The USPS plate contains 16 stamps, two of each one representing Route 66 host states. A ninth photo serves as selvage, or the image surrounding the block. It’s the scene of that empty Arizona highway, shot in 2023 near Seligman, Arizona, when Schwartz and his high school friend finally took that trip 35 years in the making.
‘Feel the land as you’re traveling’
But a road is a road, isn’t it? Why can’t a traveler get the same view standing on one of the interstate highways that ultimately bypassed Route 66?
“You’d probably get run over,” Schwartz said dryly.
“Interstates are designed to move traffic quickly. They cut through the sides of mountains, they do not follow the contour of the land …,” he added. “On Route 66, you’re actually part of the landscape as you move through it. You feel the land as you’re traveling.”

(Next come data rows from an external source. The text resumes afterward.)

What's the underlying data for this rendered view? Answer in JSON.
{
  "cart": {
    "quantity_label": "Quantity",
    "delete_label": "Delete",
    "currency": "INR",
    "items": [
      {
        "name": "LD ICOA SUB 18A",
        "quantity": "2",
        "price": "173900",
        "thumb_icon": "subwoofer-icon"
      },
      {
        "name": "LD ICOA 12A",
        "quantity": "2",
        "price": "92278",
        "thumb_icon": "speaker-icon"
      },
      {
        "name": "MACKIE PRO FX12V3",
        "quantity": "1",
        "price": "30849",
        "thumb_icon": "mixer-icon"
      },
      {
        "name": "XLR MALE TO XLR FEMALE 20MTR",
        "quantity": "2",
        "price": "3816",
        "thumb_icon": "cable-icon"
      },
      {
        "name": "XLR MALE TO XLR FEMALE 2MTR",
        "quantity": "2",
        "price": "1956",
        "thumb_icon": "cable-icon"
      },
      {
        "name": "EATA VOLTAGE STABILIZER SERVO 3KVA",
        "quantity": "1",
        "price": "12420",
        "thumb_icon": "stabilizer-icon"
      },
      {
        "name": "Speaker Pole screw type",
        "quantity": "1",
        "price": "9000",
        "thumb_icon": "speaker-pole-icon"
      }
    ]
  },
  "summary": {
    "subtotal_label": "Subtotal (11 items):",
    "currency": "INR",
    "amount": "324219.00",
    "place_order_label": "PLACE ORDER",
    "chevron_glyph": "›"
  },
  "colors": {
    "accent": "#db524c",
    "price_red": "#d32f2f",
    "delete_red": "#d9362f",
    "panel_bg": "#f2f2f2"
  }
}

Breeding and Schwartz steered clear of the fabled highway’s most popular spots, not only because those are tougher to get permission to use, but also because they wanted to give people a “fresh look,” Breeding said. The stamps are devoid of people, he said, in part to create a sense of allure rather tourist trap vibes.
To that end, the blocks capture both the continuing commerce and the roadside relics that hint at their former vibrancy. Take for example the Conoco Tower Station and U-Drop Inn in Shamrock, Texas, a neon-adorned Art Deco beauty whose luminous lights come alive at dusk.
In Yucca, Arizona, Schwartz photographed the dilapidated “Motel” sign in the relentless noonday sun, revealing desert desolation but also “the enduring pulse of the open road.”
Among his favorites is the Illinois entry, a friend’s 1929 Model A Ford rumbling down the only remaining section of Route 66 composed of hand-laid brick in Auburn, just south of Springfield. The goal? Create an image that would make viewers feel as if they were there for the birth of Route 66.
“We wanted to show it to be colorful. We wanted to show the quirkiness. We wanted to show the age,” Breeding said. “It’s like a sort of show, the idea that Route 66 is a living history of the United States, from the past to the present.”
Schwartz said he’s amazed that the stamps boasting his work will “travel all over the United States and end up in people’s mailboxes.”
He added: “I hope they really inspire people to get out there and travel the road and support the Mom and Pop businesses and keep Route 66 alive for another 100 years.”